Lambent/Arsenic-Shahrazad-12B-v4.3.1
Arsenic-Shahrazad-12B-v4.3.1 by Lambent is a 12 billion parameter language model created by merging five distinct models using the Karcher Mean method. This model underwent a DPO (Direct Preference Optimization) pass, incorporating rewritten low-scoring RLVR turn samples with judge feedback. It exhibits some influence from Gemma 4 31B due to the data used for rewriting turn samples, making it suitable for tasks benefiting from preference optimization and refined response generation.
Loading preview...
Overview
Arsenic-Shahrazad-12B-v4.3.1 is a 12 billion parameter language model developed by Lambent. It was created using the Karcher Mean merge method, combining five different pre-trained language models. This model has undergone a Direct Preference Optimization (DPO) pass, which involved using several random seeds and taking the mean of the results.
Key Characteristics
- Merge Method: Utilizes the Karcher Mean for combining multiple models.
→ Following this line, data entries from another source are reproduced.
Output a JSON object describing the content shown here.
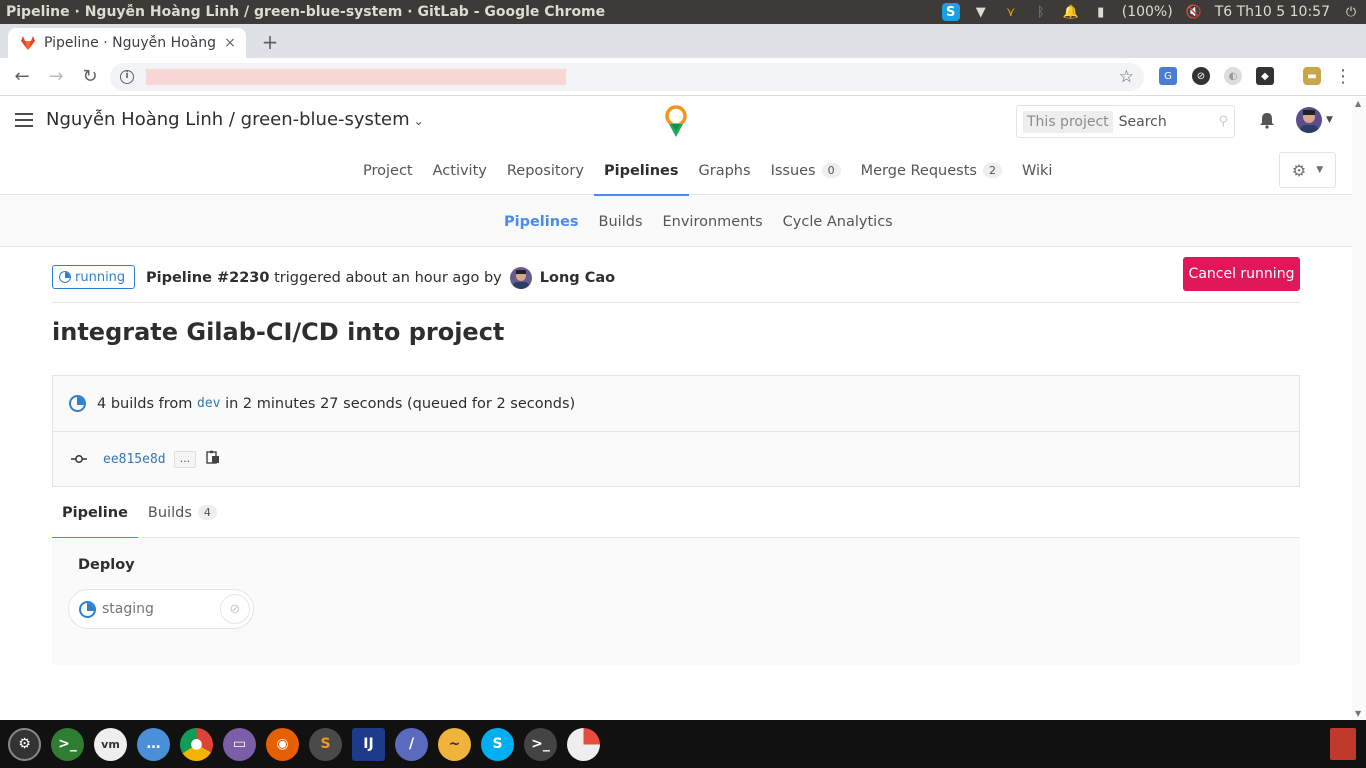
{
  "os": {
    "window_title": "Pipeline · Nguyễn Hoàng Linh / green-blue-system · GitLab - Google Chrome",
    "battery": "(100%)",
    "clock": "T6 Th10  5 10:57"
  },
  "browser": {
    "tab_title": "Pipeline · Nguyễn Hoàng",
    "tab_close": "×",
    "new_tab": "+"
  },
  "gitlab": {
    "project_title": "Nguyễn Hoàng Linh / green-blue-system",
    "search_scope": "This project",
    "search_placeholder": "Search",
    "main_nav": [
      {
        "label": "Project"
      },
      {
        "label": "Activity"
      },
      {
        "label": "Repository"
      },
      {
        "label": "Pipelines"
      },
      {
        "label": "Graphs"
      },
      {
        "label": "Issues",
        "count": "0"
      },
      {
        "label": "Merge Requests",
        "count": "2"
      },
      {
        "label": "Wiki"
      }
    ],
    "sub_nav": [
      {
        "label": "Pipelines"
      },
      {
        "label": "Builds"
      },
      {
        "label": "Environments"
      },
      {
        "label": "Cycle Analytics"
      }
    ]
  },
  "pipeline": {
    "status": "running",
    "id_label": "Pipeline #2230",
    "triggered_text": "triggered about an hour ago by",
    "author": "Long Cao",
    "cancel_label": "Cancel running",
    "commit_title": "integrate Gilab-CI/CD into project",
    "builds_prefix": "4 builds from",
    "branch": "dev",
    "builds_suffix": "in 2 minutes 27 seconds (queued for 2 seconds)",
    "commit_sha": "ee815e8d",
    "ellipsis": "...",
    "tabs": [
      {
        "label": "Pipeline"
      },
      {
        "label": "Builds",
        "count": "4"
      }
    ],
    "stage": "Deploy",
    "job": "staging"
  }
}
- DPO Pass: Enhanced through Direct Preference Optimization, incorporating data from rewritten low-scoring RLVR (Reinforcement Learning from Human Feedback) turn samples.
- Data Influence: The rewriting of turn samples was performed using Gemma 4 31B, indicating a degree of Gemma influence in the model's training data.
Training Details
The model's DPO pass included data derived from rewriting low-scoring RLVR turn samples, where original rejected samples were replaced with judge-feedback-driven rewritten versions. The merge process involved five distinct models, each originating from a 'baked_v43' output with different seeds, as detailed in the mergekit configuration.